When I Said I’d Never Forget You, I Meant It As A Threat

Pain is the strangest of all human phenomena. A shapeless enigma with no definitive form or figure; vague and endless as the psyche that houses such a gray and wounded monster. There are times when people hold on tightly to their personal tortures, for the sake of vanity or some basic inability to let the past rest and remain unfinished. Modern day grave robbers digging down Facebooks and Instagrams until their thumb strikes that cold and empty coffin, crowbar it open, and find nothing but photos they don’t belong in and that empty feeling they started out with.

And other times pain is a beast prowling on the hunt, an ambush camouflaged in the most innocuous disguises. Like hairpins and people wearing ripped jeans, or the smell of grass and concrete the day after it rains. A predator that feeds primarily on the supposedly forgetful, makes prey of the most stoic or hardened person.

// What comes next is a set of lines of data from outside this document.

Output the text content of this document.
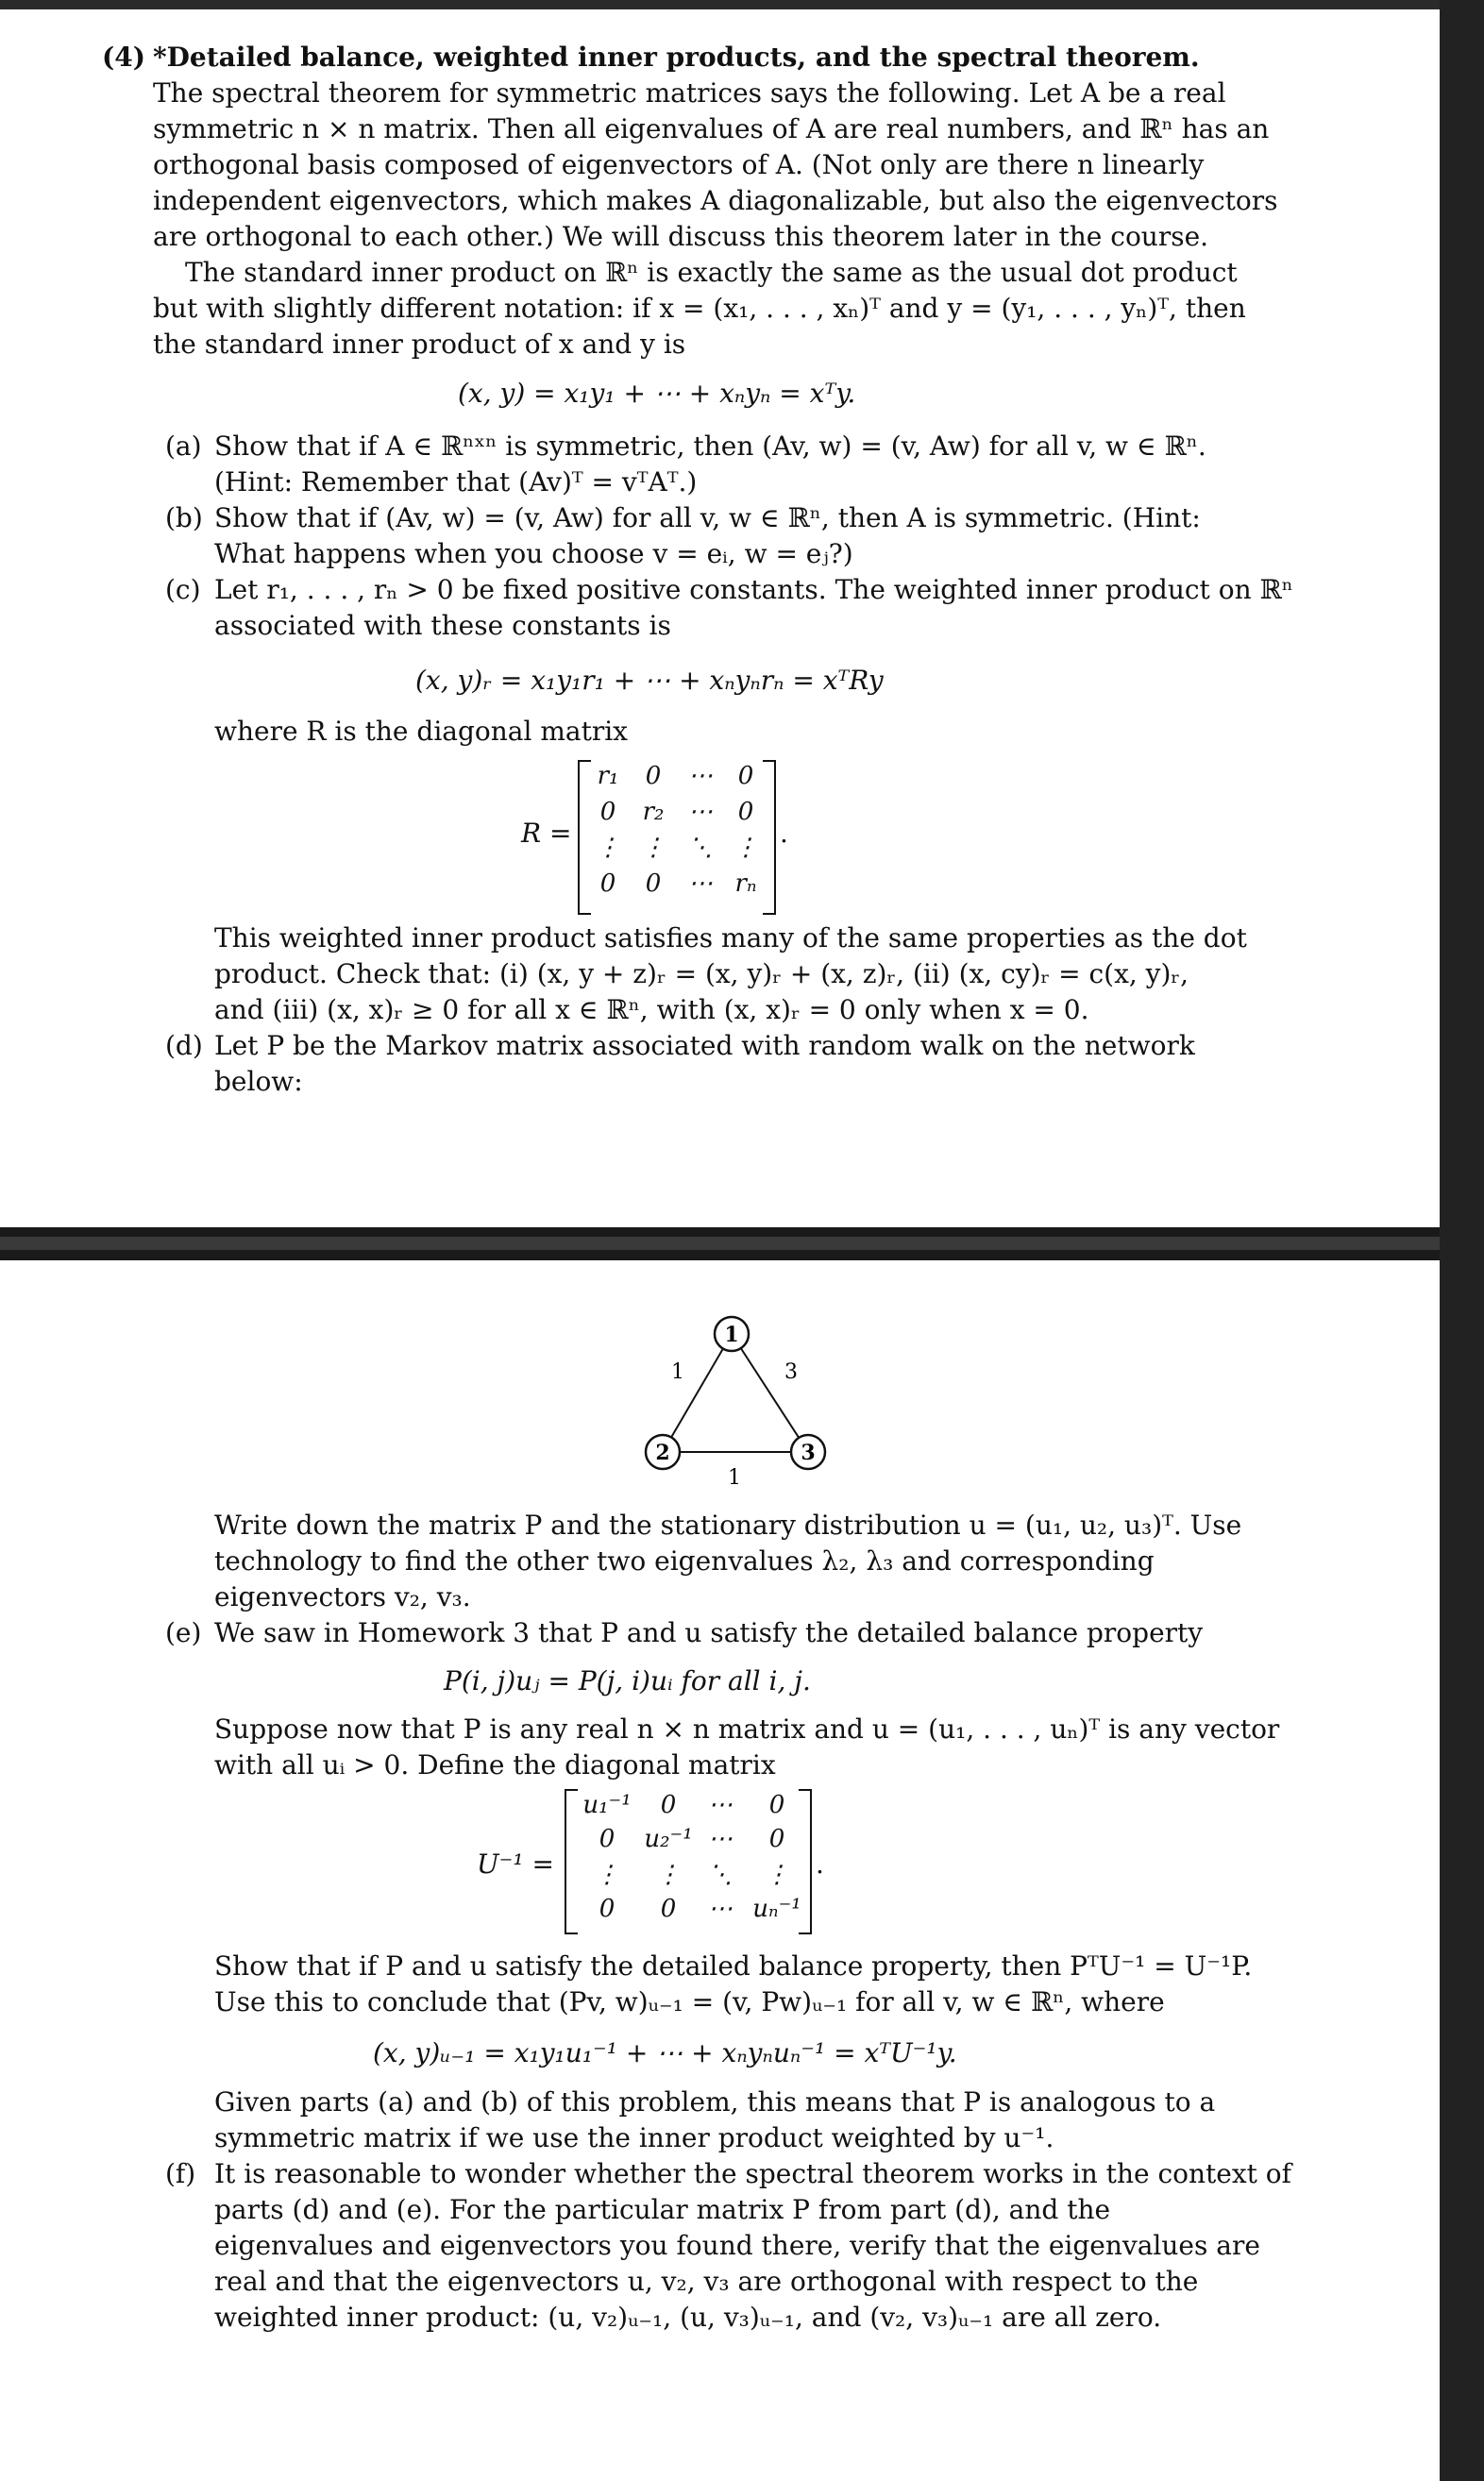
(4) *Detailed balance, weighted inner products, and the spectral theorem.
The spectral theorem for symmetric matrices says the following. Let A be a real
symmetric n × n matrix. Then all eigenvalues of A are real numbers, and ℝⁿ has an
orthogonal basis composed of eigenvectors of A. (Not only are there n linearly
independent eigenvectors, which makes A diagonalizable, but also the eigenvectors
are orthogonal to each other.) We will discuss this theorem later in the course.
The standard inner product on ℝⁿ is exactly the same as the usual dot product
but with slightly different notation: if x = (x₁, . . . , xₙ)ᵀ and y = (y₁, . . . , yₙ)ᵀ, then
the standard inner product of x and y is
(x, y) = x₁y₁ + ⋯ + xₙyₙ = xᵀy.
(a) Show that if A ∈ ℝⁿˣⁿ is symmetric, then (Av, w) = (v, Aw) for all v, w ∈ ℝⁿ.
(Hint: Remember that (Av)ᵀ = vᵀAᵀ.)
(b) Show that if (Av, w) = (v, Aw) for all v, w ∈ ℝⁿ, then A is symmetric. (Hint:
What happens when you choose v = eᵢ, w = eⱼ?)
(c) Let r₁, . . . , rₙ > 0 be fixed positive constants. The weighted inner product on ℝⁿ
associated with these constants is
(x, y)ᵣ = x₁y₁r₁ + ⋯ + xₙyₙrₙ = xᵀRy
where R is the diagonal matrix
R =
r₁	0	⋯	0
0	r₂ ⋯	0
⋮ ⋮ ⋱ ⋮
0	0	⋯ rₙ
.
This weighted inner product satisfies many of the same properties as the dot
product. Check that: (i) (x, y + z)ᵣ = (x, y)ᵣ + (x, z)ᵣ, (ii) (x, cy)ᵣ = c(x, y)ᵣ,
and (iii) (x, x)ᵣ ≥ 0 for all x ∈ ℝⁿ, with (x, x)ᵣ = 0 only when x = 0.
(d) Let P be the Markov matrix associated with random walk on the network
below:
1
2	3
1	3
1
Write down the matrix P and the stationary distribution u = (u₁, u₂, u₃)ᵀ. Use
technology to find the other two eigenvalues λ₂, λ₃ and corresponding
eigenvectors v₂, v₃.
(e) We saw in Homework 3 that P and u satisfy the detailed balance property
P(i, j)uⱼ = P(j, i)uᵢ for all i, j.
Suppose now that P is any real n × n matrix and u = (u₁, . . . , uₙ)ᵀ is any vector
with all uᵢ > 0. Define the diagonal matrix
U⁻¹ =
u₁⁻¹	0	⋯	0
0	u₂⁻¹ ⋯	0
⋮	⋮	⋱	⋮
0	0	⋯ uₙ⁻¹
.
Show that if P and u satisfy the detailed balance property, then PᵀU⁻¹ = U⁻¹P.
Use this to conclude that (Pv, w)ᵤ₋₁ = (v, Pw)ᵤ₋₁ for all v, w ∈ ℝⁿ, where
(x, y)ᵤ₋₁ = x₁y₁u₁⁻¹ + ⋯ + xₙyₙuₙ⁻¹ = xᵀU⁻¹y.
Given parts (a) and (b) of this problem, this means that P is analogous to a
symmetric matrix if we use the inner product weighted by u⁻¹.
(f) It is reasonable to wonder whether the spectral theorem works in the context of
parts (d) and (e). For the particular matrix P from part (d), and the
eigenvalues and eigenvectors you found there, verify that the eigenvalues are
real and that the eigenvectors u, v₂, v₃ are orthogonal with respect to the
weighted inner product: (u, v₂)ᵤ₋₁, (u, v₃)ᵤ₋₁, and (v₂, v₃)ᵤ₋₁ are all zero.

And when it leaps from out of nowhere like a wildcat in the tall-grass, there are no fangs or screams, no death or desperate fight or flight. Just silence, and the bloody aftermath of someone who remembers.

Pain is the strangest of all human phenomena, my favorite thing to bottle and stick under a microscope. I like to collect them, like pets or dangerous diseases. To see what makes them tick, if they are a family or genome I can label and self-identify. Put them strangely on display in silly dresses, prose and names. Lay them on a coffee table and see how harmless they are in public. And in my quiet walks back home from nowhere in particular, no baggage to call my own, when the grass shifts a certain way and I know that pain is coming- I brace myself for whats to come, welcome what beast might let tears and taring sear me to the bone. Yet these days nothing leaps out any more, and I stroll home empty handed and disappointed.

But my little jar is ready.

Your Mother Survived Food Poisoning So I Know What That Mouth Do (aka Punch Death In The Face)

So many feelings come trumpeting
when I delude myself to
thinking what I do is best for everyone.
I am guilty of being terrible
at myself. What are the nouns?

Noble,
Caring,
Answers text messages,
Thoughtful &
Always Likes Your Selfies,
Empathetic,
Helpful,People Minded,
Caring and
Answers text messages and

I run out of synonyms and chances
to make matters better because
I am a small time monster

Devouring

the little chances I get
to prove otherwise.

Endings Remind You Of Beginnings Because They Are The Same Damn Thing (aka When God Closes A Window, He Barricades The Door)

My favorite color is orange and I look terrible in it.

I like the brightly colored type ones, so when I walk in public I get mistaken for a convict or traffic cone.¬†They laugh, with or at me, which to be honest is the same thing. There’s only a six degree difference between what I believe and what everyone else has thought of me. Mistaken daemons I try desperately to ghost and live up to.

Tis the season- summer makes me hunger for what I like to eat. Great Gatsby and summer novel novelties, a couple glasses of wine stained status updates and I’m suddenly a habit. Called between the off hours of 10 and 12, not quite late enough to be desperate, not nearly early enough to take serious.

I let my phone ring like the jingle of my car keys. Riding hot like that chick with red riding hood, only my basket is full of opiodes and hashtags and I haven’t spoken to my grandma since they shot Tupac. Not so hot of a topic. Don’t lie like that t-shirt doesn’t make a real thing like self sacrifice seem awesome when it’s pleated. Making an ass of martyr’s, but damn, it looks good.

Che Guevera would have hated us, but I like the way you look terrible in it.